The Fund predicted Britain’s economy would grow by about 1.5 percent a year in 2018 and 2019 — lagging behind Germany and France — if a broad Brexit agreement was struck.
“I’m a desperate optimist, and I very much hope and pray that there will be a deal between the European Union and the UK,” IMF Managing Director Christine Lagarde said.
But failure to get a deal would lead to a contraction, she said.
“Let me be clear, compared with today’s smooth single market, all the likely Brexit scenarios will have costs for the economy and to a lesser extent as well for the EU,” Lagarde said as the IMF presented its annual report on Britain’s economy.
“The larger the impediments to trade in the new relationship, the costlier it will be.
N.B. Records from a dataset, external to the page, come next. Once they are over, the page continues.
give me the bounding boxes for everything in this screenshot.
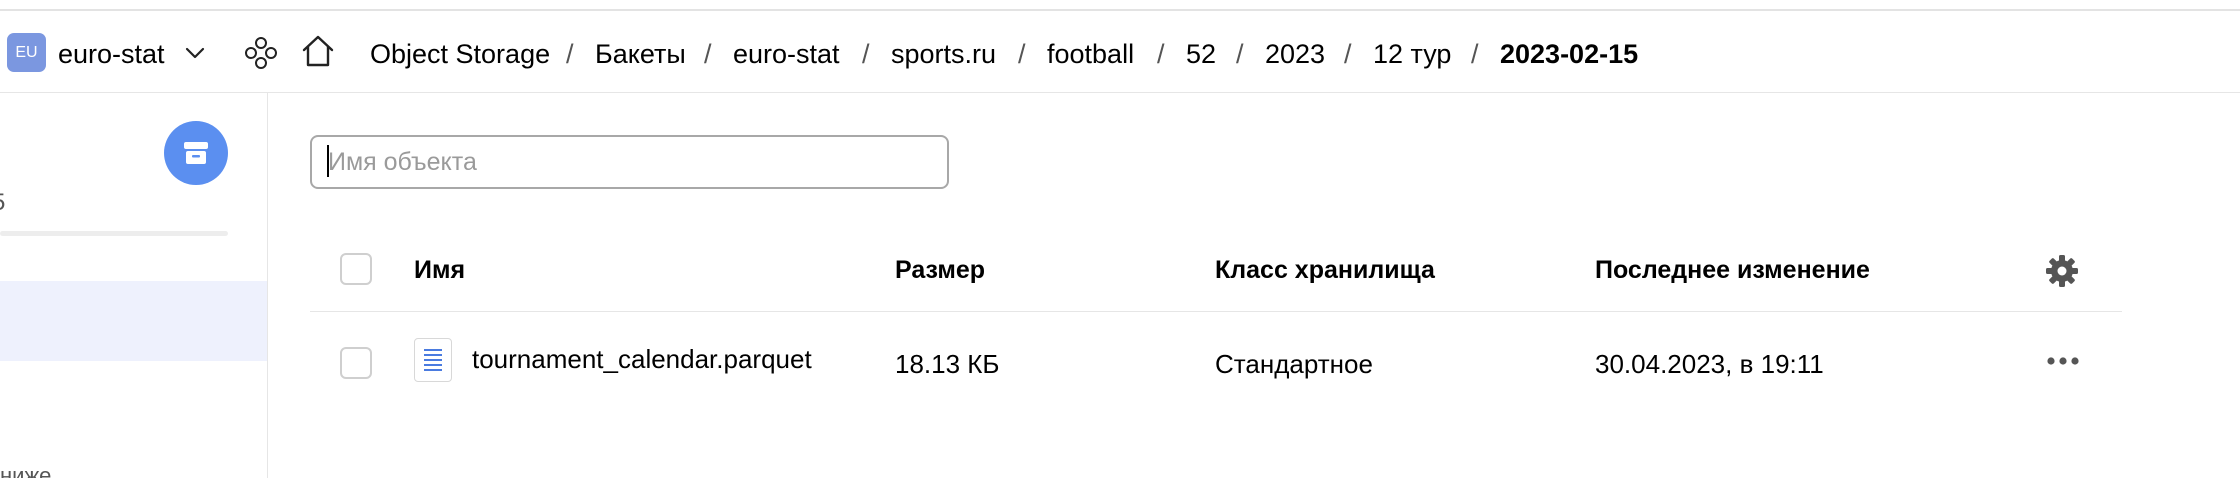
column-header-last-modified[interactable]: Последнее изменение (1595, 255, 1870, 285)
breadcrumb-separator: / (862, 39, 870, 69)
sidebar: 5 ниже (0, 93, 268, 478)
row-checkbox[interactable] (340, 347, 372, 379)
breadcrumb-separator: / (1157, 39, 1165, 69)
settings-gear-icon[interactable] (2044, 253, 2080, 289)
select-all-checkbox[interactable] (340, 253, 372, 285)
sidebar-progress-bar (0, 231, 228, 236)
breadcrumb-current-folder: 2023-02-15 (1500, 39, 1639, 69)
bucket-button[interactable] (164, 121, 228, 185)
file-size: 18.13 КБ (895, 349, 1000, 379)
file-document-icon (414, 338, 452, 382)
file-last-modified: 30.04.2023, в 19:11 (1595, 349, 1824, 379)
breadcrumb-separator: / (566, 39, 574, 69)
file-name-link[interactable]: tournament_calendar.parquet (472, 343, 812, 375)
sidebar-count-text: 5 (0, 189, 5, 217)
column-header-name[interactable]: Имя (414, 255, 465, 285)
services-icon[interactable] (244, 36, 278, 70)
workspace-name[interactable]: euro-stat (58, 38, 165, 70)
breadcrumb-separator: / (704, 39, 712, 69)
breadcrumb-bucket[interactable]: euro-stat (733, 38, 840, 70)
object-name-search-input[interactable] (310, 135, 949, 189)
home-icon[interactable] (299, 32, 337, 70)
breadcrumb-separator: / (1344, 39, 1352, 69)
chevron-down-icon[interactable] (182, 40, 208, 66)
header-bar: EU euro-stat Object Storage / Бакеты / e… (0, 11, 2240, 93)
sidebar-cut-text: ниже (0, 463, 52, 478)
sidebar-active-item[interactable] (0, 281, 267, 361)
breadcrumb-folder-sports[interactable]: sports.ru (891, 38, 996, 70)
file-storage-class: Стандартное (1215, 349, 1373, 379)
workspace-avatar[interactable]: EU (7, 33, 46, 72)
breadcrumb-buckets[interactable]: Бакеты (595, 38, 686, 70)
breadcrumb-object-storage[interactable]: Object Storage (370, 38, 550, 70)
column-header-storage-class[interactable]: Класс хранилища (1215, 255, 1435, 285)
breadcrumb-separator: / (1471, 39, 1479, 69)
text-caret (327, 145, 329, 177)
breadcrumb-separator: / (1018, 39, 1026, 69)
breadcrumb-folder-round[interactable]: 12 тур (1373, 38, 1451, 70)
more-actions-icon[interactable] (2046, 354, 2080, 368)
breadcrumb-separator: / (1236, 39, 1244, 69)
bucket-icon (184, 142, 208, 164)
breadcrumb-folder-52[interactable]: 52 (1186, 38, 1216, 70)
breadcrumb-folder-2023[interactable]: 2023 (1265, 38, 1325, 70)
table-header-divider (310, 311, 2122, 312)
breadcrumb-folder-football[interactable]: football (1047, 38, 1134, 70)
column-header-size[interactable]: Размер (895, 255, 985, 285)
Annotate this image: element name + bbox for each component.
This should be fairly obvious, but it seems that sometimes it is not.”
Britain is due to leave the EU in little more than six months’ time but London and Brussels have yet to strike a deal to secure a transition period.
Prime Minister Theresa May has struggled to bridge a deep divide within her Conservative Party about how close a relationship Britain should have with the EU.
She is hoping to make progress toward a deal when she meets fellow EU leaders this week.
British finance minister Philip Hammond, speaking alongside Lagarde, said the government had to heed the “clear warnings” from the IMF of a no-deal Brexit.
Hammond has been criticized by some Conservative Party lawmakers who say he wants to keep Britain too close to the EU.
Many Brexit supporters say Britain must distance itself from Brussels in order to strike its own trade deals with fast-growing economies around the world.
The IMF said those kind of deals would not offset the drag to the economy from leaving the EU.
Ruth Lea, an economist with Arbuthnot Banking Group and a Brexit advocate, accused the IMF of joining a new round of “Project Fear,” a term Brexit supporters use for pre-referendum warnings of the economic consequences of a Leave vote.
“Did they learn nothing from their loss of credibility after Project Fear Mark 1? In other words, stop making bold claims when you really don’t know what will happen,” Lea said on Twitter.
Britain’s economy — the world’s fifth-biggest — slowed after the 2016 referendum decision to leave the EU and it continues to be outpaced by most other rich nations.
However, stronger-than-expected data last week showed the economy had its fastest growth in nearly a year, helped by the World Cup and hot summer weather.
The IMF said there was a “daunting” range of issues still to be dealt with before Brexit.
Lagarde also said the IMF would lower its forecast for global economic growth when it updates its outlook in November.
“But I can say at this point, without disclosing any numbers, is that clouds on the horizon have not become lighter but darker,” she said.